Saturday, September 22, 2012

Chicken Bus

The cheapest way to get from one city to the next in Guatemala is by chicken bus. It is also a very unique experience and you need to use the system at least once if you go to Guatemala.

I was able to get from Comalapa to Antigua for less than $2 and it required a transfer in between. The chicken bus system appears--at least to the ignorant eye--to have no system or schedule. Yet, somehow it works. Luckily the first time I used the system I went with two other volunteers, one of which had prior chicken bus experience.

What a wild ride. Chicken busses are school busses painted in funky colors. I think the seats are made longer so they can uncomfortably fit three adults. The busses are operated by two people, the driver and another.

The other has to yell out the open doors where the bus is going to as well as to climb on the roof to put the bigger luggage. Did I mention he does this while the bus is moving? He also collects the fare. I am not really sure how he knows who he has collected from or not as he does not collect it at entry. He chooses--to me--a random time and collects from those he has yet to collect from.

After our first bus we hopped on a bus in Chimaltenango. We were fortunate enough to be able to sit down at the very front of the bus instead of having to stand the whole way. I watched out the open door as one young Guatemalan hopped on the bus and either decided it was too crowded and got off, or he fell off. I saw him fall on his backside and smash his head on the tire of a parked car. I have no idea if he was okay or not as the bus just kept on going. All I saw was some kind soul making sure he was okay. I decided at that point that the further inside the bus the better. I made sure one of my hands was touching my wallet at all times in that close of range.

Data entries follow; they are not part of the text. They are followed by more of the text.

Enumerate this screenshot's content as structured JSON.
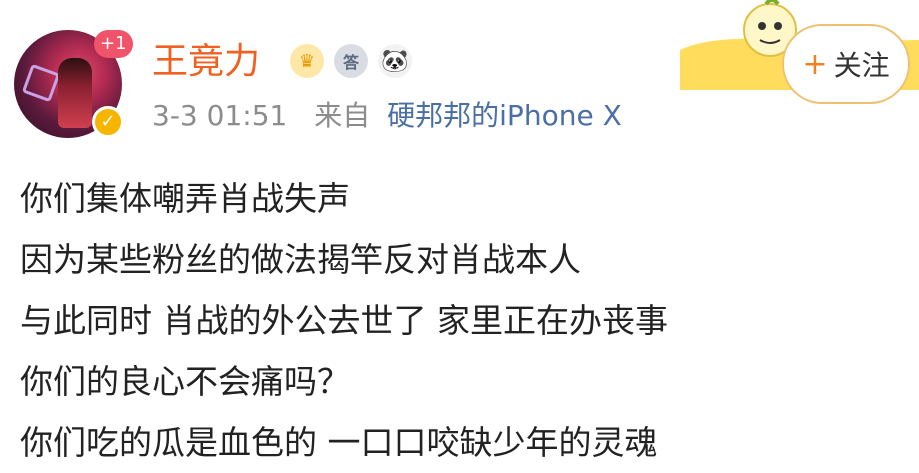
{
  "post": {
    "badge_count": "+1",
    "username": "王竟力",
    "medal_text": "答",
    "time": "3-3 01:51",
    "source_prefix": "来自",
    "source_device": "硬邦邦的iPhone X",
    "follow_label": "关注",
    "follow_plus": "+",
    "lines": [
      "你们集体嘲弄肖战失声",
      "因为某些粉丝的做法揭竿反对肖战本人",
      "与此同时 肖战的外公去世了 家里正在办丧事",
      "你们的良心不会痛吗？",
      "你们吃的瓜是血色的 一口口咬缺少年的灵魂"
    ]
  },
  "colors": {
    "username": "#f06020",
    "device_link": "#4a6fa5",
    "meta": "#8c8c8c",
    "deco_yellow": "#ffd84a"
  }
}
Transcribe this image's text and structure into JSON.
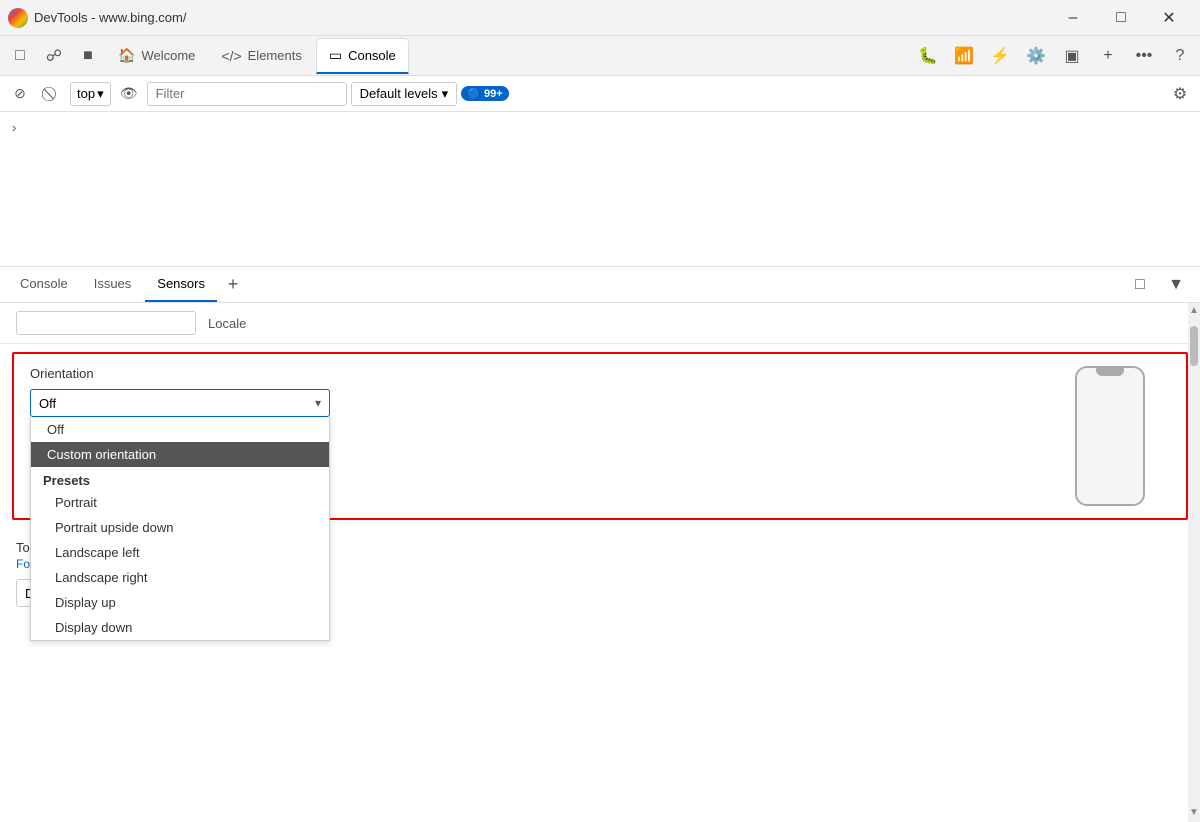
{
  "titleBar": {
    "title": "DevTools - www.bing.com/",
    "controls": [
      "minimize",
      "maximize",
      "close"
    ]
  },
  "tabs": [
    {
      "id": "welcome",
      "label": "Welcome",
      "icon": "🏠",
      "active": false
    },
    {
      "id": "elements",
      "label": "Elements",
      "icon": "</>",
      "active": false
    },
    {
      "id": "console",
      "label": "Console",
      "icon": "▣",
      "active": true
    }
  ],
  "toolbar": {
    "topSelector": "top",
    "filterPlaceholder": "Filter",
    "defaultLevels": "Default levels",
    "badgeCount": "99+",
    "badgeIcon": "🔵"
  },
  "consoleArea": {
    "chevron": "›"
  },
  "subTabs": [
    {
      "id": "console",
      "label": "Console",
      "active": false
    },
    {
      "id": "issues",
      "label": "Issues",
      "active": false
    },
    {
      "id": "sensors",
      "label": "Sensors",
      "active": true
    }
  ],
  "sensors": {
    "localeLabel": "Locale",
    "localePlaceholder": "",
    "orientationLabel": "Orientation",
    "orientationValue": "Off",
    "dropdown": {
      "items": [
        {
          "id": "off",
          "label": "Off",
          "type": "item",
          "selected": false
        },
        {
          "id": "custom",
          "label": "Custom orientation",
          "type": "item",
          "selected": true
        },
        {
          "id": "presets",
          "label": "Presets",
          "type": "group"
        },
        {
          "id": "portrait",
          "label": "Portrait",
          "type": "item-indented",
          "selected": false
        },
        {
          "id": "portrait-upside-down",
          "label": "Portrait upside down",
          "type": "item-indented",
          "selected": false
        },
        {
          "id": "landscape-left",
          "label": "Landscape left",
          "type": "item-indented",
          "selected": false
        },
        {
          "id": "landscape-right",
          "label": "Landscape right",
          "type": "item-indented",
          "selected": false
        },
        {
          "id": "display-up",
          "label": "Display up",
          "type": "item-indented",
          "selected": false
        },
        {
          "id": "display-down",
          "label": "Display down",
          "type": "item-indented",
          "selected": false
        }
      ]
    },
    "touchLabel": "Touch",
    "touchDesc": "Forces touch instead of click",
    "touchValue": "Device-based"
  }
}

The bus itself winds at high speeds up and down the mountain. It doesn’t really stop for those getting on or off; it just slows down enough for the transaction to take place. Sometimes the only thing in between objects and a chicken bus going at high speeds around sharp corners of the mountain is the sound of the horn on the bus.

There is no such thing as personal space on the chicken bus. With such a cheap fare the busses need maximum capacity in order to operate. In order to find maximum capacity on the chicken bus, you just have to add 3 people to every seat and then load the aisles up until you are no longer breathing oxygen, just the carbon dioxide from others as they exhale. Once you reach this point, you only need to add about a dozen more people to achieve maximum capacity.